As time passed, though, "quick service has done great," especially those with drive-thrus. "From a credit perspective, they're all doing terrific." Although casual dining has been most affected, "what's interesting is the bigger players have done incredibly well," he added, naming Outback Steakhouse and Chili's as examples, with "same-store sales down only 10 to 15 percent. The pivot of the biggest players was extraordinary, to be able to switch to food to go."

His caveat: "Look, so much of this hinges on what happens with the virus. If we find ourselves in a much worse place and we're back to government mandates and what not, things will get dicey again." 

But when COVID-19 is over, remember what happened after the last time a pandemic hit the United States, 100 years ago—the Roaring '20s. "The consumer demand is going to be strong as it was, if not stronger. We all can't wait to get back on the road, enjoying ourselves," he said. "I'm actually quite optimistic for the restaurant space once we get through COVID."

Susan Miller, a partner with Morgan Kingston Advisors, believes smaller deals and regional bankers will get their day in the M&A sun. "If you move below $20 million of EBITDA," meaning cash flow, "below $10-, and especially below $5-, we've seen a shift. For these smaller emerging and regional brands, a lot of this was magnified during the PPP process, where we saw a lot of international banks pull back and smaller, regional banks step in," she said, referring to the federally backed Paycheck Protection Program that started in April. 

"For the smaller guys, we're going to see an interesting dynamic of local and regional banks stepping up and providing financing, because it's more relationship-driven, they're in the market and they understand the market more," Miller said.

Chad Spaulding of CapitalSpring was asked where his firm's capital is going to flow in 2021. "All the tier one brands are very much in play," he said, especially those with drive-thrus that were "stacking cash" during government shutdowns because they didn't have dine-in labor and facility expenses yet were doing a brisk business. 

To win deals, it will be tough to compete with those who have "really competitive balance sheets. Their facilities are going to be remodeled…the signs are going to be shiny, there's going to be a lot of curbside appeal because they have the capital to do that," he said.

Glen Kunofsky, with NNN Pro Group at Marcus and Millichap, said that while his firm continues to be busy with rent and other lease renegotiations, "there's a lot more calm, especially in the QSR space" at the end of 2020 than in the spring. "Landlords are more apt to pick up the phone and take the call.

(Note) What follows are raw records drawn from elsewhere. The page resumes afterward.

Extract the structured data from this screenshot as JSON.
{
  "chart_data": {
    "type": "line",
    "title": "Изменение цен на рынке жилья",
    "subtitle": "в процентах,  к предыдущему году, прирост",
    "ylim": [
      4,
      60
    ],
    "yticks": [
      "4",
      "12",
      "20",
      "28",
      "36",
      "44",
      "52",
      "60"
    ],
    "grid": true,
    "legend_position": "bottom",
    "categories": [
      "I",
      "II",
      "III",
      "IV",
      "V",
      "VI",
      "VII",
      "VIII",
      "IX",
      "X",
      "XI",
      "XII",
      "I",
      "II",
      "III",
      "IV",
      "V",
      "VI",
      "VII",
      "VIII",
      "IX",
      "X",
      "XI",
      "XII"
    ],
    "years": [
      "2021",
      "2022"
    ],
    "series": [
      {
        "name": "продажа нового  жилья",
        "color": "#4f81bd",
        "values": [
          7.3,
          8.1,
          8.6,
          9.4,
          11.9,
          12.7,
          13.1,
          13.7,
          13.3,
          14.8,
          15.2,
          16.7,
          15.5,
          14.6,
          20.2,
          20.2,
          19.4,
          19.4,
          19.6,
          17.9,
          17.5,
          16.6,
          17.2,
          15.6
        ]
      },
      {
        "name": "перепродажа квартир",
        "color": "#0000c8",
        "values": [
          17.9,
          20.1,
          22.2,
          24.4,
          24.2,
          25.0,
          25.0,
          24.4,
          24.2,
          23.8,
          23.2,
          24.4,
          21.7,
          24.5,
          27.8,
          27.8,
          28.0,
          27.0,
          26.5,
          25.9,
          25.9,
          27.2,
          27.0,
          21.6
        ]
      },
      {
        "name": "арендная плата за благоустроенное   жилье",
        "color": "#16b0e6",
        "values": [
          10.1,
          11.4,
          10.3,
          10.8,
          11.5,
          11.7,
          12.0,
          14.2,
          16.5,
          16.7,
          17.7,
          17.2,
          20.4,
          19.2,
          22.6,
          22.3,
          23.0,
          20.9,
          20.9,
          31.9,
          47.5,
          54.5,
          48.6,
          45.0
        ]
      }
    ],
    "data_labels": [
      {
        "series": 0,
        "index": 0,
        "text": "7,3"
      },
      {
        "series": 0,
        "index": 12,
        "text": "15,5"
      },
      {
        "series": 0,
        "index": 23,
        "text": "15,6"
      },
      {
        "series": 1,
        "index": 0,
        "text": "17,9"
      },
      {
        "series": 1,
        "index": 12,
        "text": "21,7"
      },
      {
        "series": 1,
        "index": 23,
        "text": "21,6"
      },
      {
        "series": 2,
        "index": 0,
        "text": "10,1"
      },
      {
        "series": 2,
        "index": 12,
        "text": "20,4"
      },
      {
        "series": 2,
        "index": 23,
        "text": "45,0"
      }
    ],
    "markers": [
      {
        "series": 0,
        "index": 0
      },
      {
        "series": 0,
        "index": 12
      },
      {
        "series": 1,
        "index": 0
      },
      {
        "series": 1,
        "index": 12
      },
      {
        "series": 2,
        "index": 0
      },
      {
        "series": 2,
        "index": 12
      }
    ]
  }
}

You can be successful in real dramatic change in those leases, and where there are concepts out there that are looking to grow, and swapping out sites. Overall, the environment right now is very good because people are open to talking about their portfolio," he said.

Restaurant Finance Week, presented by Franchise Times and the Restaurant Finance Monitor, continues through November 13, with panels, keynote speakers and meetings between operators and financiers all conducted virtually. This week was scheduled to be the annual Restaurant Finance & Development Conference live in Las Vegas, and panel moderator David Farkas no doubt spoke for many when he noted he looks forward to meeting everyone again in person, when it's safe to do so. RFDC 2021 is November 8-10 at the Bellagio.